Minus the small blurb about harming local business, this article does raise some interesting and important questions about race in the Occupy movement in general. I hardly doubt that these issues are unique to Oakland.

Martin Blank
9th November 2011, 22:28
While I think that Reed's op-ed is little more than a hit-piece against Occupy Oakland (mainly because everything I've seen, in videos and through the streaming webcasts of their GAs, show a very integrated group, not just a bunch of white folks), there is a truth to the issue when you leave the larger #Occupy cities.

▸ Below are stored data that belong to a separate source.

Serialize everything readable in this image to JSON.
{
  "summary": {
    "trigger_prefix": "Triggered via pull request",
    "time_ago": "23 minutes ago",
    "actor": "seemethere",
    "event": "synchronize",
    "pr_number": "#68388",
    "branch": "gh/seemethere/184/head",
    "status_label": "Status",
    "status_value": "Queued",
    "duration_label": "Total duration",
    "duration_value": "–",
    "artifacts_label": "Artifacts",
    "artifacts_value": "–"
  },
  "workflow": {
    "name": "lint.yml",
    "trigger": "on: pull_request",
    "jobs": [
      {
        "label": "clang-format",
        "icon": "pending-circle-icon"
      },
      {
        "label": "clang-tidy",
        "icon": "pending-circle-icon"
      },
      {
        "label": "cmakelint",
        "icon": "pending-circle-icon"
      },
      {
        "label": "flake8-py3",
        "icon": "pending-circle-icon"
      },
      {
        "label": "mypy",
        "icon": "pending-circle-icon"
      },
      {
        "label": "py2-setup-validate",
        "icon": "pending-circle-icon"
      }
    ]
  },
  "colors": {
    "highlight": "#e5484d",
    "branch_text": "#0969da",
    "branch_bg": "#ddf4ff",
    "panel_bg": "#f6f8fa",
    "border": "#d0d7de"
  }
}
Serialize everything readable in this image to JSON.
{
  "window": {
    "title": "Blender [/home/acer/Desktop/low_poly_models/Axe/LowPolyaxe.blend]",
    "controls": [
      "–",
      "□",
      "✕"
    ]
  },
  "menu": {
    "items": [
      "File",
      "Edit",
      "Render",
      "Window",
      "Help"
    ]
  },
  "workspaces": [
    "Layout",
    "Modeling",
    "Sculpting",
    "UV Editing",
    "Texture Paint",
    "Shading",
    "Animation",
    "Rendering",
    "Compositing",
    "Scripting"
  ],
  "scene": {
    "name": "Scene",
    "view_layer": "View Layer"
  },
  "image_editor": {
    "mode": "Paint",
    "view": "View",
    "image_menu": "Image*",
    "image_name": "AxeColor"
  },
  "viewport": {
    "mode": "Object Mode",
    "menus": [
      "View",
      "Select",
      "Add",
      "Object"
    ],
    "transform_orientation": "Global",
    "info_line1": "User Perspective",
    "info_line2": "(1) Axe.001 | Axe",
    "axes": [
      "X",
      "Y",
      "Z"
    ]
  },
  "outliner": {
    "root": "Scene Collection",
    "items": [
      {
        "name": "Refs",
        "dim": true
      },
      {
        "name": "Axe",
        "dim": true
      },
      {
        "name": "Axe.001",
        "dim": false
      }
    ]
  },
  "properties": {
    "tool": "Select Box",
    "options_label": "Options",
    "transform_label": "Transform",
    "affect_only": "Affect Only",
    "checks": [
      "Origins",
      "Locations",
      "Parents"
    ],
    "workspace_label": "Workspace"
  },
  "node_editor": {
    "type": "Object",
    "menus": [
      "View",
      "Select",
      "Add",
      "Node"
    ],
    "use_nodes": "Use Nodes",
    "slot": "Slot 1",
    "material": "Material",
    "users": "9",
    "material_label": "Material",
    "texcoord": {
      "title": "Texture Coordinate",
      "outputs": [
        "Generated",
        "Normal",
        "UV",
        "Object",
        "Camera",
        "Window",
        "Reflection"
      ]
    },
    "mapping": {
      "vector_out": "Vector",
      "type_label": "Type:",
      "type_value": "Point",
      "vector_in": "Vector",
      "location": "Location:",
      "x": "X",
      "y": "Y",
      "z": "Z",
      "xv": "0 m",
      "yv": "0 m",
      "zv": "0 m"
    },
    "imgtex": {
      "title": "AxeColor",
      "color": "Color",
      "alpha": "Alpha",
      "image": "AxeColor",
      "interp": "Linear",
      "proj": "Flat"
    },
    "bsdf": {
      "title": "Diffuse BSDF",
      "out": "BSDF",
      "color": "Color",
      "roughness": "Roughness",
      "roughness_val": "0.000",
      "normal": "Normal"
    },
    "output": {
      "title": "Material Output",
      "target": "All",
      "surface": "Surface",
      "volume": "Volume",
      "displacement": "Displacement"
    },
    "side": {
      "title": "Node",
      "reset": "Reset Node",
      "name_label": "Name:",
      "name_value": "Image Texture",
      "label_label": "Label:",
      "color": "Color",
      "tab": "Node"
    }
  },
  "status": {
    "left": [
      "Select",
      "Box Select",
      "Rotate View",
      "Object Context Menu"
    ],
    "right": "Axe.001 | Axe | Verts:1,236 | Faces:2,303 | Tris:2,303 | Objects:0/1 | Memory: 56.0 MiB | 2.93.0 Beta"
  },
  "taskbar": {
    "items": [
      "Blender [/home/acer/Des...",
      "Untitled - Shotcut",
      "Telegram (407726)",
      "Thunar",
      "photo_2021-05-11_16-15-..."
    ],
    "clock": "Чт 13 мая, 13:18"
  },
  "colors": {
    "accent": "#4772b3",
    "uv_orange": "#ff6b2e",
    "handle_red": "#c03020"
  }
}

Where I'm at, for example, the core of the #Occupy movement is almost all white -- in a city where about half the population is African American and Latino. There are a couple of Black students from the local university who participate in the rallies and GAs, but that's about it. Integrating our #Occupy movement has become an absolute necessity, but most of the rest of the organizing core sees it as secondary. So, it's going to be a fight inside the group over this issue.

xub3rn00dlex
9th November 2011, 22:51
Miles, I'm curious to hear your opinion on why the movement is mostly white and not as integrated? Would you say that perhaps a factor in this would be the profiling that goes on by police against minorities which would lead them to hesitate mobilizing? Also, would you say that a communication barrier exists?

Os Cangaceiros
9th November 2011, 23:04
All of this has left Oakland’s blacks and Latinos in a difficult position. They rightly criticize the police, but they also criticize the other invading army, the whites from other cities, and even other states, whom they blame for the vandalism that tends to break out whenever there is a heated protest in town: from the riots after the murder of Oscar Grant by a transit police officer in 2009, to the violence of the last two weeks downtown and, most recently, near the port.

And yet, didn't the Oakland chief of police say that three quarters of those arrested on November 2nd were Oakland locals?

There was a report from Counterpunch shortly before the November 2nd demo, in regards to the eviction/protest in response, and the author said that the most belligerent faction towards the police were minority youth, who threw things and taunted the cops.